The recent increase in Q3 profit warnings (page xx) issued by UK quoted companies has not escaped the waste industry. Shanks reported that profits for the period would be below current pre-tax profit estimates, which our analysis suggests could be as much as circa £8m below where they were last year (£38m).

There are a whole host of reasons for the rising trend in waste company profit warnings but it can be mainly attributed to lower economic activity in Europe and the UK, which means lower volumes, especially in the solid waste market and C&D waste. Slowing demand in China has also affected recyclate prices – with old KLS down over 30% since 1 April (when Shank’s new financial year began) and PET down almost 20%.

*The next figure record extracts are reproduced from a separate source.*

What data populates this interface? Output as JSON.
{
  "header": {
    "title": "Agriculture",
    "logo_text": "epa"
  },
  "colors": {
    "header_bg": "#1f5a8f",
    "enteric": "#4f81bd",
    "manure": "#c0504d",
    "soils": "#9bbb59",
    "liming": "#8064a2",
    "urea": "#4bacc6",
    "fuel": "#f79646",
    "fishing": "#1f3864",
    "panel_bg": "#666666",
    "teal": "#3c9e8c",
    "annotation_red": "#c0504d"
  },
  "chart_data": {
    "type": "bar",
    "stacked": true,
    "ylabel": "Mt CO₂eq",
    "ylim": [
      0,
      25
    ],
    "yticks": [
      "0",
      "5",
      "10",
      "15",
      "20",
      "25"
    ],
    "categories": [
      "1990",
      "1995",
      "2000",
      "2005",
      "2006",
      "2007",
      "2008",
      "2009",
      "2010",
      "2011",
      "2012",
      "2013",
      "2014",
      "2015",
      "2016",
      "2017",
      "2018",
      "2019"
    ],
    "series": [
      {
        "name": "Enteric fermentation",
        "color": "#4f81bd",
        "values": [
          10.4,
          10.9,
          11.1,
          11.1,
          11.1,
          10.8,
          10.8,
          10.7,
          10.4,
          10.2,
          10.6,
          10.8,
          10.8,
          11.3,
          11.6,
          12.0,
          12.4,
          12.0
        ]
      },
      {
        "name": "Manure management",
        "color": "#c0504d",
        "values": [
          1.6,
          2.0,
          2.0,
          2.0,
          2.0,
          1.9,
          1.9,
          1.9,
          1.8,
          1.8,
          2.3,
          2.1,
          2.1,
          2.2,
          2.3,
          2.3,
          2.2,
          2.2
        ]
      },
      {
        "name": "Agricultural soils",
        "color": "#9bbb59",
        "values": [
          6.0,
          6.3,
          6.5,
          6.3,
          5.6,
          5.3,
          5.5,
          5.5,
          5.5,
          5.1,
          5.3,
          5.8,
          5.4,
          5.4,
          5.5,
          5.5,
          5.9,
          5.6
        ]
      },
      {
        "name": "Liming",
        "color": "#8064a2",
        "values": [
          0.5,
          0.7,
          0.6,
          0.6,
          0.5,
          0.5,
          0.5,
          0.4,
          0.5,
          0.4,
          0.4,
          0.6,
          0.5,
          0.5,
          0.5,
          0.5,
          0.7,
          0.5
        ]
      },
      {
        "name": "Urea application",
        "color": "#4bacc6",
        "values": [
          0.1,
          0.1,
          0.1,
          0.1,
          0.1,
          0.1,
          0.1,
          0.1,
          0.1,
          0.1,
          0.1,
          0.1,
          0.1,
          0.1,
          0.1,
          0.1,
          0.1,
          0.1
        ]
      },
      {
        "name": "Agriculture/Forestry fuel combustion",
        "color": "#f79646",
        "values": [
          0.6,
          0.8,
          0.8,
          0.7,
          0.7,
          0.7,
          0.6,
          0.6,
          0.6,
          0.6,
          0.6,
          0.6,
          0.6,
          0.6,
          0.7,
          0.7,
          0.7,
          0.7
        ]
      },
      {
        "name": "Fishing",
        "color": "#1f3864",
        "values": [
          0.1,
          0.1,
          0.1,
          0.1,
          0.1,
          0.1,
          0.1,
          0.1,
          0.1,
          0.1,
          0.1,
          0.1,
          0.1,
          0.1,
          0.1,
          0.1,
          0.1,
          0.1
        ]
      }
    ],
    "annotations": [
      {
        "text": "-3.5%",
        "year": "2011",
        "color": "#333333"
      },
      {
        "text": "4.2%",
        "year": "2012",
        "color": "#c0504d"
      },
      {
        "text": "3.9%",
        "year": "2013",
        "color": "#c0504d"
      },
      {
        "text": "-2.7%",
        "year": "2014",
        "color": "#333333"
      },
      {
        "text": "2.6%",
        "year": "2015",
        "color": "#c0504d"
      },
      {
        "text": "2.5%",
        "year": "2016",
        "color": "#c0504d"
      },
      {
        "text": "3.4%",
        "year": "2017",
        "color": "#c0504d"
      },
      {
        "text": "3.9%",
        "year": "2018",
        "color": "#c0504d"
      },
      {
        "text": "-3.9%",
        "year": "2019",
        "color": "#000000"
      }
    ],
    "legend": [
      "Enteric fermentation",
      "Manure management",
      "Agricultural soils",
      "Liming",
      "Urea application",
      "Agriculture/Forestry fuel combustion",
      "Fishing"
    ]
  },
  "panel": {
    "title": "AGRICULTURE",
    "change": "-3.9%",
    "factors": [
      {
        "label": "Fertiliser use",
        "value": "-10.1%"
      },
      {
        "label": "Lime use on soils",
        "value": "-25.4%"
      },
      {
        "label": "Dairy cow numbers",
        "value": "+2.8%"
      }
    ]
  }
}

However Shanks, like many UK waste businesses, will benefit when Europe comes out of recession and its investment programmes in infrastructure allows it to capitalise on increased volumes and demand for advanced treatment.

We see access to capital being the single biggest issue facing waste businesses at the moment, although surprisingly there are lots of funders keen to invest in the sector, especially private equity. The waste infrastructure build-out is attracting new investors across the funding cycle.

One of the sub-sectors within support services with many recent profit warnings was the recruitment sector. Whilst the large quoted companies are struggling, what we have seen is smaller, specialist parties are growing strongly and attracting new investors to support their growth, as witnessed in the NES Global Talent deal we just completed with AEA Investors at £234m. This type of initative also applies to the waste industry.